Do you ever wish you could talk to someone at the front door while you’re upstairs or monitor the sounds from the baby’s room while you’re in the kitchen? A central intercom system will allow you to do just that, and more. You can pipe music through the house, call everyone for dinner, even remotely scan a security camera at the front or back door–all from a central location.

Intercom systems are nothing new, but, like many things electronic, they have evolved over the years. New technology has led to improved performance and often to lower prices, and many systems are very simple for the do-it-yourselfer to install, even in an existing home.

As is typically the case with a home improvement project, your first step is to decide what type of system you wish to install. An intercom system is simply a two-way transmit/receive unit that allows one person to talk in one location and another to listen at a different location.
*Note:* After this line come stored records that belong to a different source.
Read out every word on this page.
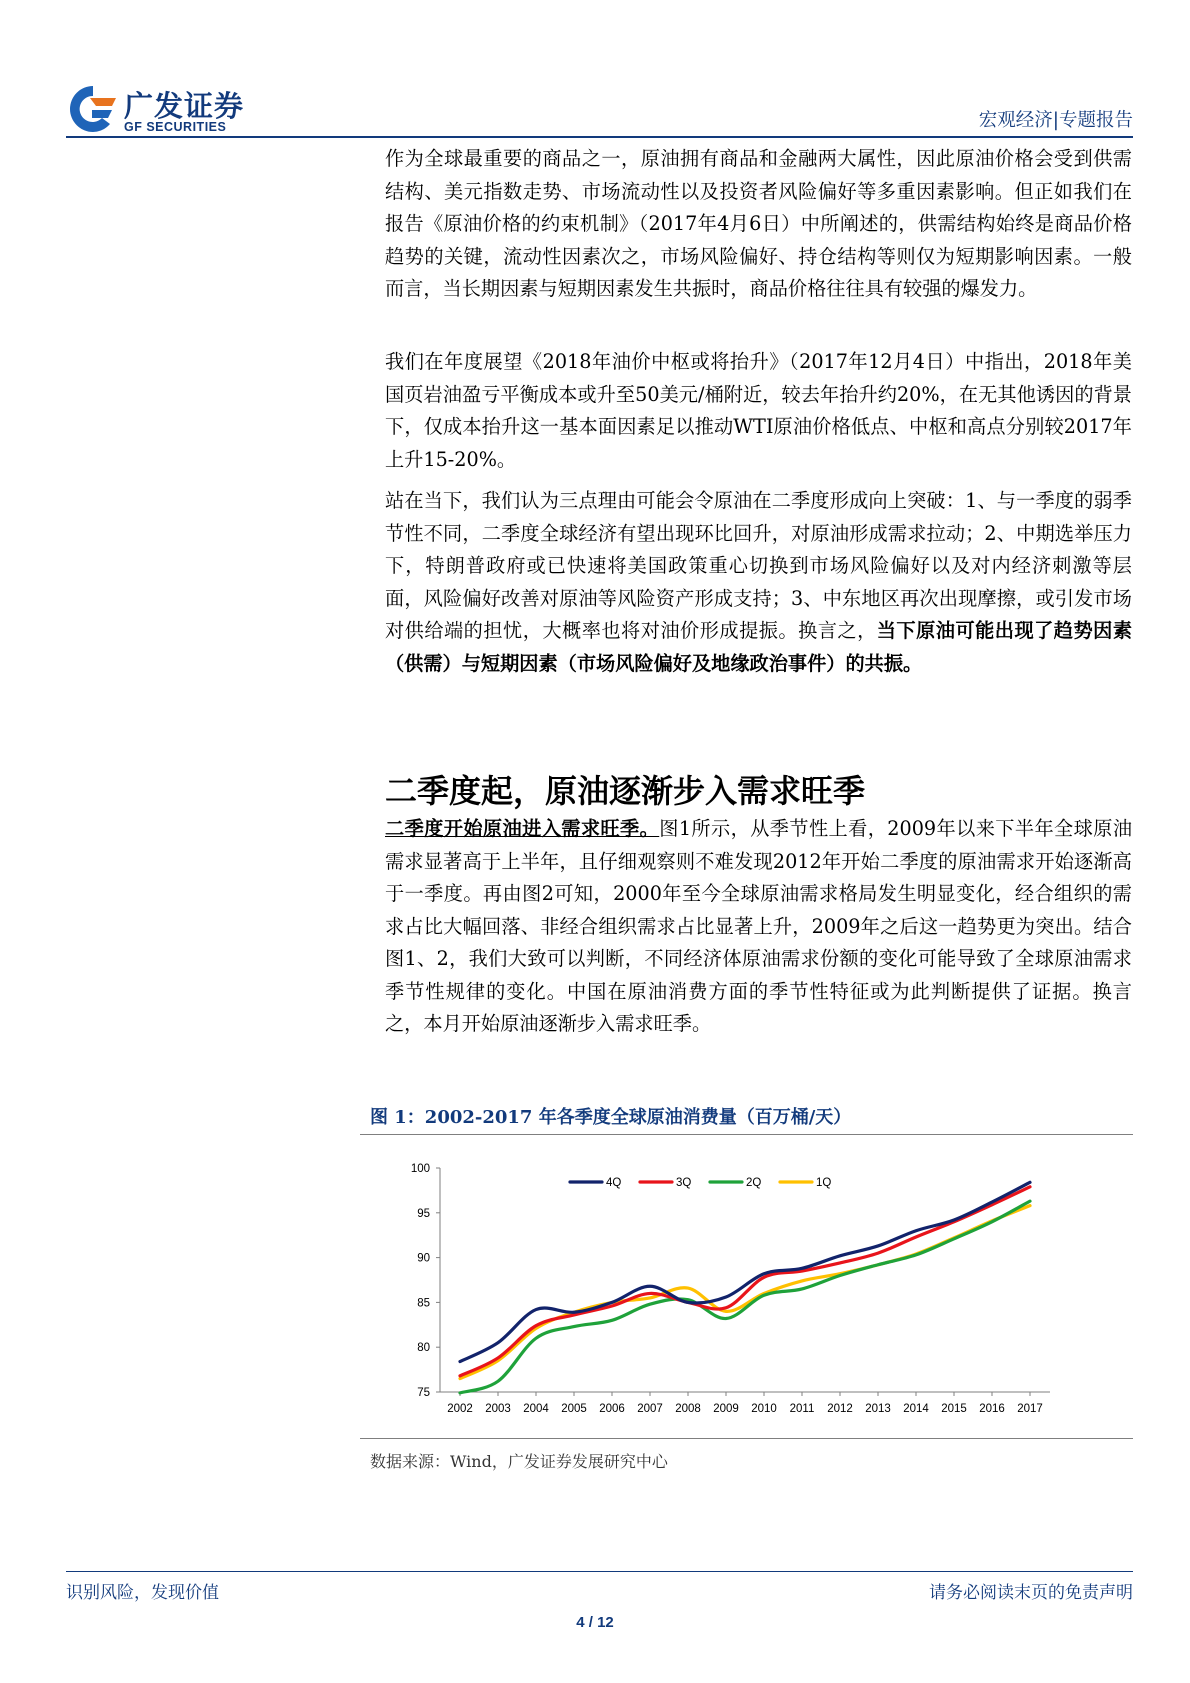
广发证券
GF SECURITIES	宏观经济|专题报告

作为全球最重要的商品之一，原油拥有商品和金融两大属性，因此原油价格会受到供需结构、美元指数走势、市场流动性以及投资者风险偏好等多重因素影响。但正如我们在报告《原油价格的约束机制》（2017年4月6日）中所阐述的，供需结构始终是商品价格趋势的关键，流动性因素次之，市场风险偏好、持仓结构等则仅为短期影响因素。一般而言，当长期因素与短期因素发生共振时，商品价格往往具有较强的爆发力。

我们在年度展望《2018年油价中枢或将抬升》（2017年12月4日）中指出，2018年美国页岩油盈亏平衡成本或升至50美元/桶附近，较去年抬升约20%，在无其他诱因的背景下，仅成本抬升这一基本面因素足以推动WTI原油价格低点、中枢和高点分别较2017年上升15-20%。

站在当下，我们认为三点理由可能会令原油在二季度形成向上突破：1、与一季度的弱季节性不同，二季度全球经济有望出现环比回升，对原油形成需求拉动；2、中期选举压力下，特朗普政府或已快速将美国政策重心切换到市场风险偏好以及对内经济刺激等层面，风险偏好改善对原油等风险资产形成支持；3、中东地区再次出现摩擦，或引发市场对供给端的担忧，大概率也将对油价形成提振。换言之，当下原油可能出现了趋势因素（供需）与短期因素（市场风险偏好及地缘政治事件）的共振。

二季度起，原油逐渐步入需求旺季

二季度开始原油进入需求旺季。图1所示，从季节性上看，2009年以来下半年全球原油需求显著高于上半年，且仔细观察则不难发现2012年开始二季度的原油需求开始逐渐高于一季度。再由图2可知，2000年至今全球原油需求格局发生明显变化，经合组织的需求占比大幅回落、非经合组织需求占比显著上升，2009年之后这一趋势更为突出。结合图1、2，我们大致可以判断，不同经济体原油需求份额的变化可能导致了全球原油需求季节性规律的变化。中国在原油消费方面的季节性特征或为此判断提供了证据。换言之，本月开始原油逐渐步入需求旺季。

图 1：2002-2017 年各季度全球原油消费量（百万桶/天）
75
80
85
90
95
100
2002 2003 2004 2005 2006 2007 2008 2009 2010 2011 2012 2013 2014 2015 2016 2017
4Q	3Q	2Q	1Q
数据来源：Wind，广发证券发展研究中心
识别风险，发现价值	请务必阅读末页的免责声明
4 / 12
From there, you can increase to multi-room capabilities; radio, cassette, or CD music systems; speaker upgrades; and the addition of fixed or movable video cameras with one or more black and white or color monitors.

Perhaps the simplest intercom system is one that utilizes your existing doorbell wiring, and replaces the doorbell button and chime units. With this type of system – priced at around $100 – the door unit acts as both a doorbell button and a talk/listen station, and the indoor unit will chime when the doorbell button is pressed, and then allow you to talk to the person at the door. This is a great do-it-yourself project, and also typically affords you the ability to add at least one additional inside station in another room.

Next comes the central intercom system, which is the most common type and the area where you will find the greatest number of system types and options – what you choose is primarily a matter of your needs, the size of your home and your budget. Central intercom systems range in price from around $400 to well over $1,000, depending on its features and the number of remote room units involved.

Every central intercom system starts with basics – a multi-room intercom. With this type of system, there is a master unit that is located in one convenient spot – typically the kitchen or living room – and that acts as the central control for the entire system. There are also individual remote room units located inside the house, and two or more door units located outside.

With most systems, you can answer the door from any of the remote units – you don’t need to go back to the master unit – and the person at the door can speak to you hands-free. Most systems also include a “listen-in” feature, which lets you monitor the sounds in a baby’s room or keep an ear on someone who is confined to bed. For privacy, the listen-in feature can be shut off by someone in the room if desired.

Another feature common to most types of central intercom systems is music. The most common variation contains an AM/FM radio, but units are also available for use with cassette tapes or even CDs. With the music system, you typically get a number of presets for radio stations, a “wake-to-music” feature that lets the intercom function as an alarm system in as many rooms as desired, and a timer system that shuts the music off after a preset amount of time. Most systems also allow the volume of the music to be controlled from each individual room, again eliminating the need to go back to the master control station.

For added convenience and security, some systems offer the capability of remote door unlock. Similar to the systems found in some apartments and commercial businesses, the system alerts you via a tone when someone rings the doorbell, allows you to speak to the person from anywhere inside the house, and then to release the door lock from any of the remote interior station locations.

For the ultimate system, you can install an exterior camera mounted above the door. Depending on the system, the camera may be fixed in one location with a wide-angle lens, or it may have the ability to scan up and down, pan from side to side, or even zoom in and out. The picture is received on one or more interior stations, in either color or black and white. Video monitor systems also feature all of the standard intercom features, including a remote door unlock. These systems are typically in the range of $1,500 and up.

Intercom systems can be found at some larger home centers, as well as electronic stores and through specialty contractors.